Guilin, China, 2008

This little trip-within-a-trip was an excursion that Kundan and I made with Yingwah from Hong Kong to Guilin in Guangxi Province, an hour’s flight to the north west. At four days, this trip was probably three and a half days longer than most visitors spend in this delightful region and, for two of us at least, it was our first taste of China.

China Travel Services arranged a driver and guide so that we could see as much of the exquisite, artist and poet inspiring landscape as possible while not missing out on any of the obligatory shopping and handicraft opportunities. Cindy, our guide, was wonderful; coping with the unexpected complication of a non-mushroom eating vegetarian, a reference book toting travellaholic and a Mandarin speaking student who picked up all sorts of remarks not usually intended for the ears of visitors.

We must have made a rather unlikely looking family but it was all enormous fun. No, we did not drag Kundan up over the Dragon’s backbone but we did get a phone call halfway through the trek when a helpful stall-holder back in the village seemed to think that if he spooned the fish pieces out of the broth before serving it to her it counted as vegetarian. If I only appear to have one change of clothes on this trip it was because of all the dried fruit, nuts and biscuits I had had to stock up with to get her over the border into China in the first place.

Cross cultural communication surged ahead in the marketplaces, however, with Kundan receiving the ultimate accolade: “You bargain better than a Chinese Lady”. One of the most memorable stops was Fu Li, otherwise known as the fan makers’ village. Here Cindy apparently abandoned her brief to take us to every handicraft outlet in the province and allowed us to wander around the village and take a ride on the local ferry. It may even have been more fun than the Li River Cruise, the attraction that most visitors parachute into the region to notch up.

As you will see, we were extremely lucky with the visibility and so I’ve chosen not to caption the pictures individually. I’m sure that there are better ones out there but, even so, I don’t particularly want these turning up in any old search engine, particularly as Yingwah has been dreading the day I got out the ones of her dressed up in the Maio costume for some time. I have added an index instead

003 – 027 Longsheng rice terraces (Dragon’s Backbone)

006 – 012 Yao women coming down their uncut hair

014 – 018 Yingwah dresses up in Maio costume

039 – 042 Reed Flute Caves

049 – 054 Thousand Buddha Cave

056 – 060 Elephant Trunk Hill

061 – 069 Yaoshan Mountain cable-car

071 – 108 Li River Cruise

114 – 126 Yangshuo (Impressions Light Show)

136 – 156 Fu Li village

Categories: China, Far East


  • Chris says:

    Looks like you were bitten by the Dragon as well!

  • I think it may be the Phoenix for ladies.

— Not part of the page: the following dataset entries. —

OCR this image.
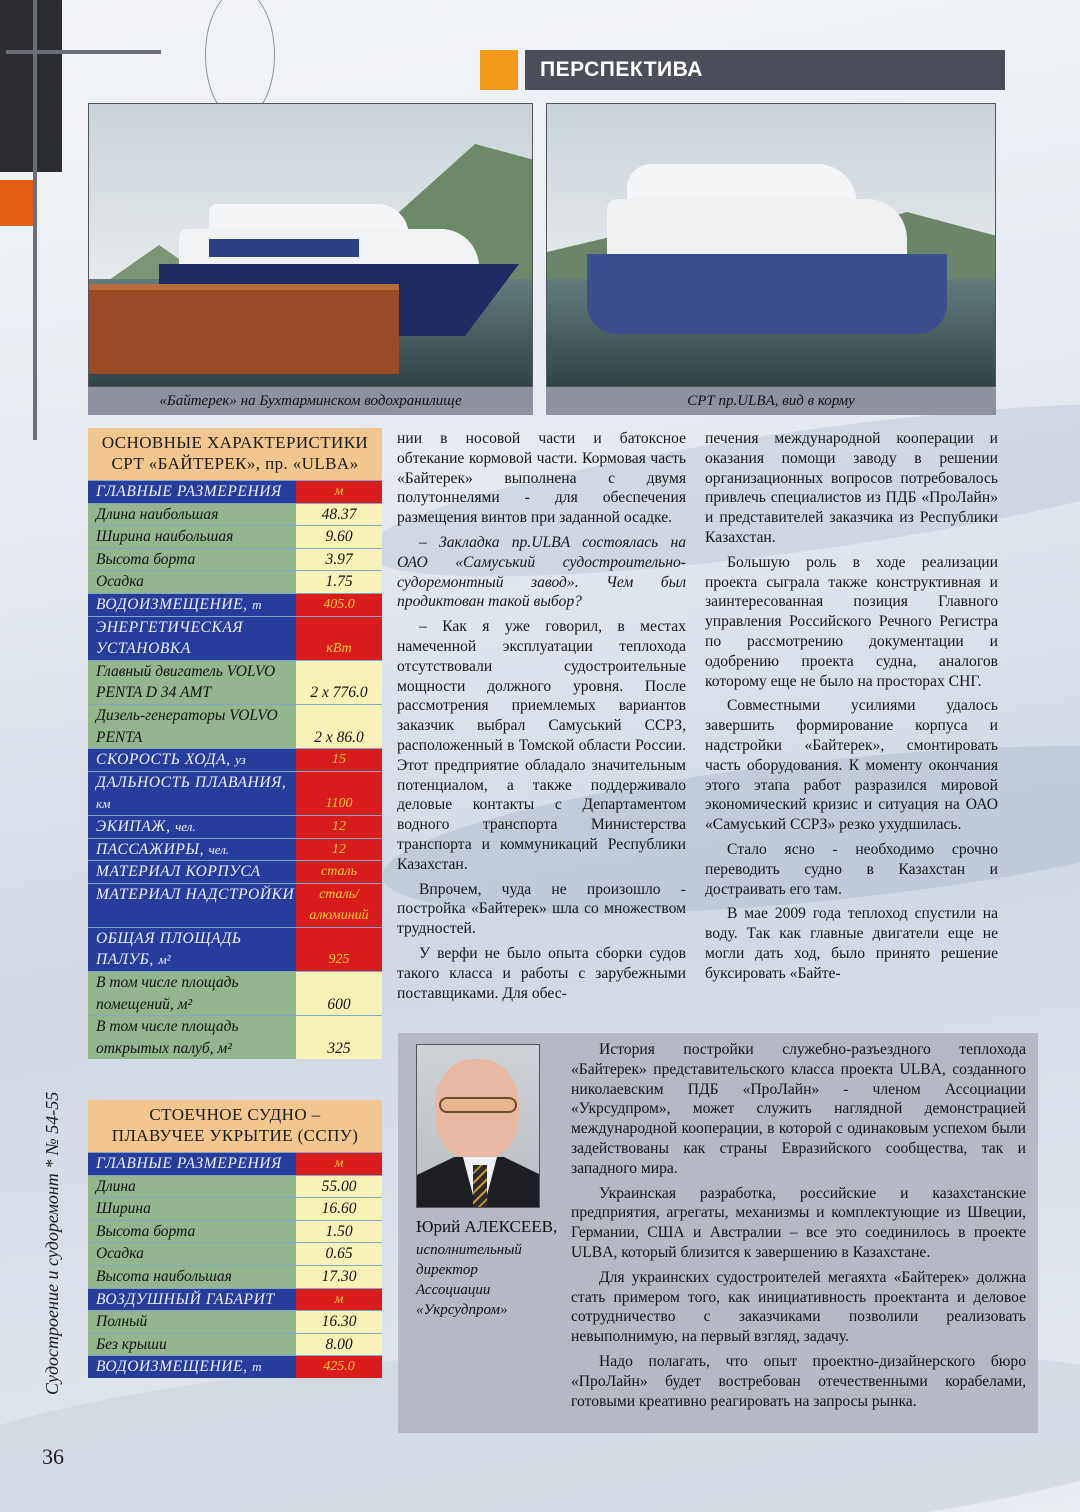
ПЕРСПЕКТИВА
«Байтерек» на Бухтарминском водохранилище	СРТ пр.ULBA, вид в корму
ОСНОВНЫЕ ХАРАКТЕРИСТИКИ
СРТ «БАЙТЕРЕК», пр. «ULBA»
ГЛАВНЫЕ РАЗМЕРЕНИЯ	м
Длина наибольшая	48.37
Ширина наибольшая	9.60
Высота борта	3.97
Осадка	1.75
ВОДОИЗМЕЩЕНИЕ, т	405.0
ЭНЕРГЕТИЧЕСКАЯ УСТАНОВКА	кВт
Главный двигатель VOLVO PENTA D 34 AMT	2 х 776.0
Дизель-генераторы VOLVO PENTA	2 х 86.0
СКОРОСТЬ ХОДА, уз	15
ДАЛЬНОСТЬ ПЛАВАНИЯ, км	1100
ЭКИПАЖ, чел.	12
ПАССАЖИРЫ, чел.	12
МАТЕРИАЛ КОРПУСА	сталь
МАТЕРИАЛ НАДСТРОЙКИ	сталь/ алюминий
ОБЩАЯ ПЛОЩАДЬ ПАЛУБ, м²	925
В том числе площадь помещений, м²	600
В том числе площадь открытых палуб, м²	325
СТОЕЧНОЕ СУДНО –
ПЛАВУЧЕЕ УКРЫТИЕ (ССПУ)
ГЛАВНЫЕ РАЗМЕРЕНИЯ	м
Длина	55.00
Ширина	16.60
Высота борта	1.50
Осадка	0.65
Высота наибольшая	17.30
ВОЗДУШНЫЙ ГАБАРИТ	м
Полный	16.30
Без крыши	8.00
ВОДОИЗМЕЩЕНИЕ, т	425.0

нии в носовой части и батоксное обтекание кормовой части. Кормовая часть «Байтерек» выполнена с двумя полутоннелями - для обеспечения размещения винтов при заданной осадке.

– Закладка пр.ULBA состоялась на ОАО «Самуський судостроительно-судоремонтный завод». Чем был продиктован такой выбор?

– Как я уже говорил, в местах намеченной эксплуатации теплохода отсутствовали судостроительные мощности должного уровня. После рассмотрения приемлемых вариантов заказчик выбрал Самуський ССРЗ, расположенный в Томской области России. Этот предприятие обладало значительным потенциалом, а также поддерживало деловые контакты с Департаментом водного транспорта Министерства транспорта и коммуникаций Республики Казахстан.

Впрочем, чуда не произошло - постройка «Байтерек» шла со множеством трудностей.

У верфи не было опыта сборки судов такого класса и работы с зарубежными поставщиками. Для обес-

печения международной кооперации и оказания помощи заводу в решении организационных вопросов потребовалось привлечь специалистов из ПДБ «ПроЛайн» и представителей заказчика из Республики Казахстан.

Большую роль в ходе реализации проекта сыграла также конструктивная и заинтересованная позиция Главного управления Российского Речного Регистра по рассмотрению документации и одобрению проекта судна, аналогов которому еще не было на просторах СНГ.

Совместными усилиями удалось завершить формирование корпуса и надстройки «Байтерек», смонтировать часть оборудования. К моменту окончания этого этапа работ разразился мировой экономический кризис и ситуация на ОАО «Самуський ССРЗ» резко ухудшилась.

Стало ясно - необходимо срочно переводить судно в Казахстан и достраивать его там.

В мае 2009 года теплоход спустили на воду. Так как главные двигатели еще не могли дать ход, было принято решение буксировать «Байте-

Юрий АЛЕКСЕЕВ,
исполнительный
директор
Ассоциации
«Укрсудпром»

История постройки служебно-разъездного теплохода «Байтерек» представительского класса проекта ULBA, созданного николаевским ПДБ «ПроЛайн» - членом Ассоциации «Укрсудпром», может служить наглядной демонстрацией международной кооперации, в которой с одинаковым успехом были задействованы как страны Евразийского сообщества, так и западного мира.

Украинская разработка, российские и казахстанские предприятия, агрегаты, механизмы и комплектующие из Швеции, Германии, США и Австралии – все это соединилось в проекте ULBA, который близится к завершению в Казахстане.

Для украинских судостроителей мегаяхта «Байтерек» должна стать примером того, как инициативность проектанта и деловое сотрудничество с заказчиками позволили реализовать невыполнимую, на первый взгляд, задачу.

Надо полагать, что опыт проектно-дизайнерского бюро «ПроЛайн» будет востребован отечественными корабелами, готовыми креативно реагировать на запросы рынка.

Судостроение и судоремонт * № 54-55
36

I was probably bitten long, long ago when the boss at my Saturday job in Richmond married an antique collector. His speciality was Oriental pottery and he loved to bring in his latest acquisitions to show us and explain all about them. As the business was winding down we were seldom bothered by customers. I still get a bit muddled in the periods between the Tang and the Ming dynasties but at the age of seventeen I was having my taste educated. It was surely a priceless opportunity but one I didn’t learn to appreciate until many years later.

  • Sandy says:

    Very nice rock samples. I didn’t see any references to Mr. Bush?

  • George W is in picture 031, he was adorning the walls of a silk workshop, he must have visited sometime.

    The rock specimens in 142 are as contraband as the tiger skin in 143, they have been taken from the beautiful limestone caves which honeycomb the region. I think that the landscape type is named Karst but in China they call it the Land of Ten Thousand Mountains.